Destaque do Mês
08/07/2009
Em homenagem à exposição "O Mundo Mágico de Marc Chagall", a ser realizada na Casa Fiat de Cultura, Belo Horizonte, entre 4 de agosto e 4 de outubro de 2009, e no Museu Nacional de Belas Artes, Rio de Janeiro, entre 15 de outubro e 6 de dezembro de 2009, para a qual cedemos em empréstimo a obra "Noivos com trenó e galo vermelho", a Fundação expõe, pela primeira vez, a gravura "Lot e suas filhas", parte da série de ilustrações que o artista realizou para a Bíblia.
Nascido em 7 de Julho de 1887, na pequena cidade de Vitebsk, na Rússia, Chagall era o mais velho de nove filhos de uma modesta família de comerciantes judeus. Sua formação nas artes começou cedo. Seus pais o enviaram ainda criança para tornar-se aprendiz de um fotógrafo da cidade. Aos vinte anos foi para a Academia de Arte de São Petersburgo e, financiado por um patrono, partiu direto para a cidade das luzes - Paris, onde pode desenvolver seu estilo único e inconfundível.
As recordações da cidade em que nasceu combinada com elementos fantásticos e nostálgicos resultaram em uma de suas obras mais conhecidas dessa primeira estadia em Paris: Eu e a Aldeia (1911 - MoMA/NY). Três anos mais tarde, seu amigo e incentivador Guillaume Apollinaire selecionou as obras que marcariam sua primeira exposição em Berlim, em 1914, no início da 1ª Grande Guerra.
De volta à Rússia, Chagall casou-se com Bella, jovem nascida na mesma cidade de sua inspiração - Vitebsk, e trabalhou como adido cultural do governo revolucionário. Criou uma escola de Artes aberta a todas as tendências artísticas modernas. Deixou o cargo em 1922 e partiu para Berlim, onde iniciou sua autobiografia. Os ares da França de novo o atraíram e mudou-se com sua esposa e filha para o país onde passou a maior parte de sua vida e viveu o período mais pródigo de sua produção.
Chagall foi pintor, ceramista e gravurista. Ilustrou entre outras coisas, fábulas de La Fontaine, Almas Mortas de Nikolai Gogol e textos bíblicos. A partir de 1935, sob o impacto da crescente perseguição nazista, suas cores alegres e líricas deram lugar a tons sombrios e pesados. Sua origem judia e a produção recheada de elementos míticos e surreais renderam espaço a sua obra na exposição "Arte Degenerada" organizada pelo III Reich em 1937.
Para fugir da ocupação nazista na França, asilou-se com sua família nos Estados Unidos onde permaneceram até o final da Guerra.

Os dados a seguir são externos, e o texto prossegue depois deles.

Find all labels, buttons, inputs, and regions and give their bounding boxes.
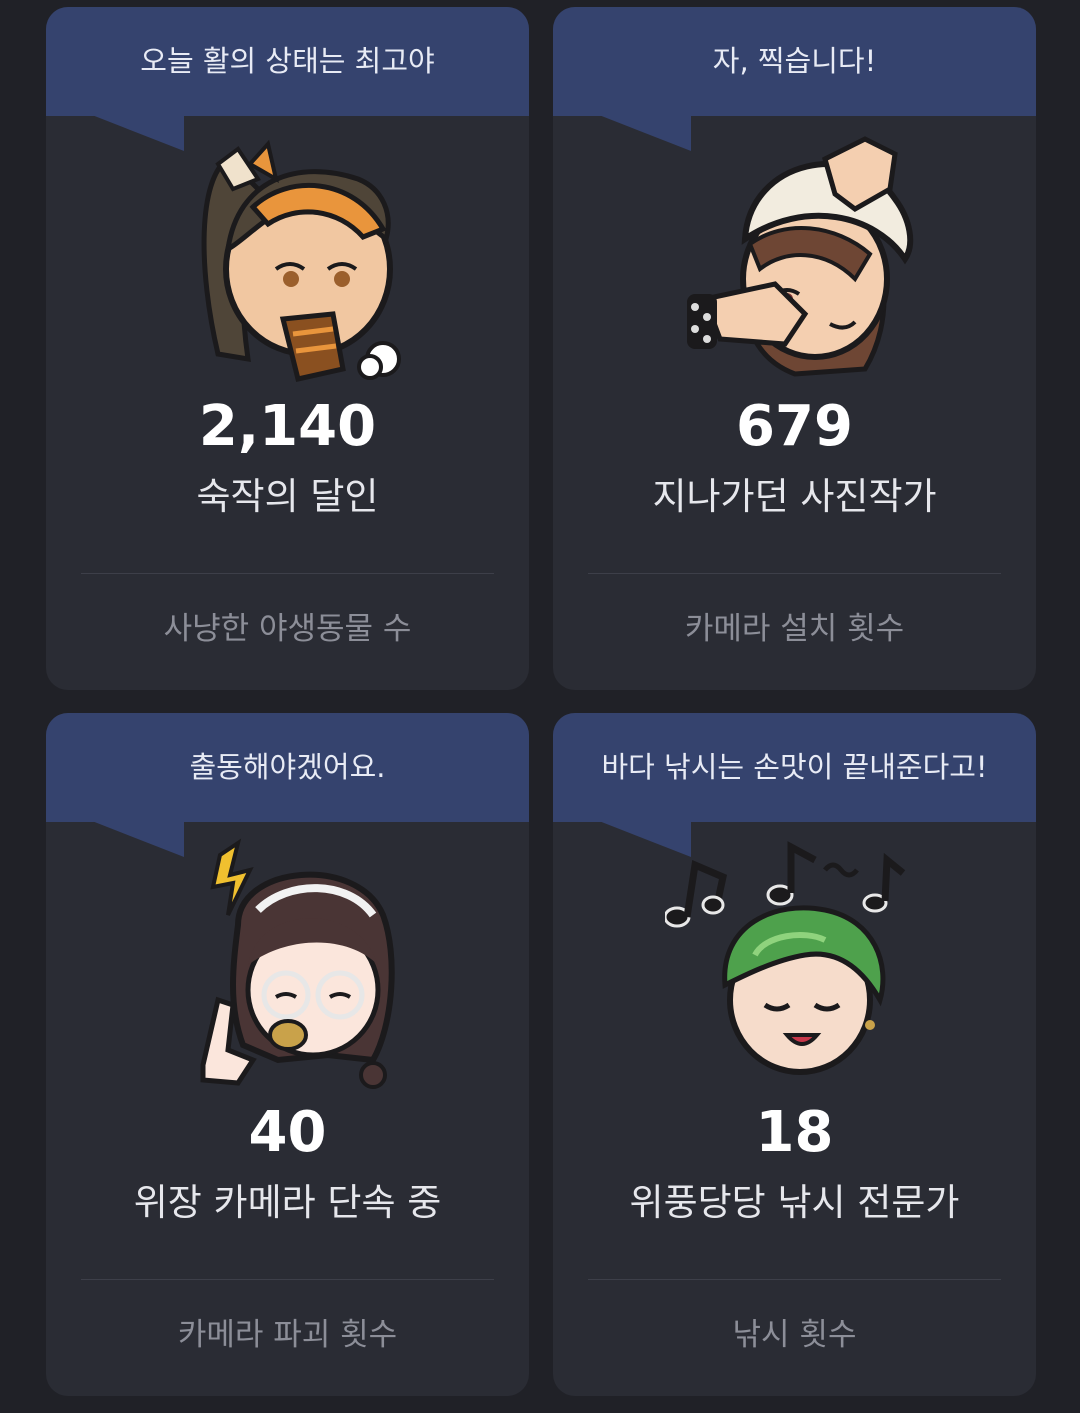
divider bbox=[81, 1279, 494, 1280]
speech-bubble: 자, 찍습니다! bbox=[553, 7, 1036, 116]
achievement-metric-label: 카메라 설치 횟수 bbox=[684, 611, 905, 647]
achievement-metric-label: 사냥한 야생동물 수 bbox=[163, 611, 412, 647]
achievement-card[interactable]: 출동해야겠어요. 40 위장 카메라 단속 중 카메라 파괴 횟수 bbox=[46, 713, 529, 1396]
speech-bubble: 바다 낚시는 손맛이 끝내준다고! bbox=[553, 713, 1036, 822]
achievement-metric-label: 낚시 횟수 bbox=[732, 1317, 857, 1353]
achievement-value: 40 bbox=[248, 1100, 327, 1165]
achievement-card[interactable]: 오늘 활의 상태는 최고야 2,140 숙작의 달인 사냥한 야생동물 수 bbox=[46, 7, 529, 690]
achievement-title: 숙작의 달인 bbox=[196, 475, 379, 518]
speech-bubble: 오늘 활의 상태는 최고야 bbox=[46, 7, 529, 116]
achievement-metric-label: 카메라 파괴 횟수 bbox=[177, 1317, 398, 1353]
archer-girl-orange-headband-icon bbox=[201, 139, 401, 382]
achievement-value: 2,140 bbox=[198, 394, 377, 459]
achievement-title: 위풍당당 낚시 전문가 bbox=[629, 1181, 960, 1224]
achievement-card[interactable]: 바다 낚시는 손맛이 끝내준다고! 18 위풍당당 낚시 전문가 낚시 횟수 bbox=[553, 713, 1036, 1396]
divider bbox=[588, 1279, 1001, 1280]
girl-glasses-whistle-icon bbox=[200, 838, 395, 1089]
achievement-title: 지나가던 사진작가 bbox=[652, 475, 937, 518]
speech-bubble: 출동해야겠어요. bbox=[46, 713, 529, 822]
achievement-title: 위장 카메라 단속 중 bbox=[133, 1181, 442, 1224]
divider bbox=[81, 573, 494, 574]
achievement-value: 679 bbox=[736, 394, 853, 459]
photographer-girl-white-cap-icon bbox=[687, 136, 914, 377]
divider bbox=[588, 573, 1001, 574]
achievement-value: 18 bbox=[755, 1100, 834, 1165]
green-hair-boy-music-notes-icon bbox=[665, 841, 906, 1075]
achievement-card[interactable]: 자, 찍습니다! 679 지나가던 사진작가 카메라 설치 횟수 bbox=[553, 7, 1036, 690]
achievement-grid: 오늘 활의 상태는 최고야 2,140 숙작의 달인 사냥한 야생동물 수 자,… bbox=[46, 7, 1036, 1396]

Bella morreu e Chagall retornou a Paris três anos mais tarde, em 1947.
Os estudos sobre a obra de Monet e seu segundo casamento com Valentine, devolveram suas cores e subjetividade temáticas. Flores, casais, infância e Vitebsk ganharam nova vida em sua obra. A leveza dessa fase renderam grandes trabalhos. Em 1952 produziu doze janelas de vitral, simbolizando as 12 tribos de Israel para a sinagoga da Universidade Hebraica de Jerusalém. Em 1963 pintou os afrescos do teto da Ópera de Paris. Ainda criou mosaicos para o First National Bank, em Chicago e vitrais para o prédio das Nações Unidas, em Nova York.
Em homenagem à sua obra, foi inaugurado na cidade de Nice, em 1973, o Museu da Mensagem Bíblica de Marc Chagall. Quatro anos mais tarde foi condecorado com a grã-cruz da Legião de Honra pelo governo Francês.
Considerado um dos artistas mais marcantes do Século XX, Marc Chagall morreu em Saint-Paul de Vence, no sul da França, em 28 de março de 1985.
Referências Bibliográficas:
JANSON, H. W. História da Arte, [tradução de J. A. Ferreira de Almeida, Maria Manuela Rocheta Santos, colaboração de Jacinta Maria Matos]. - 5ª. Ed. - São Paulo: Martins Fontes, 1992.
HAFTMANN, Werner. Marc Chagall, - New York: Ed. Herry N. Abrams, 1984.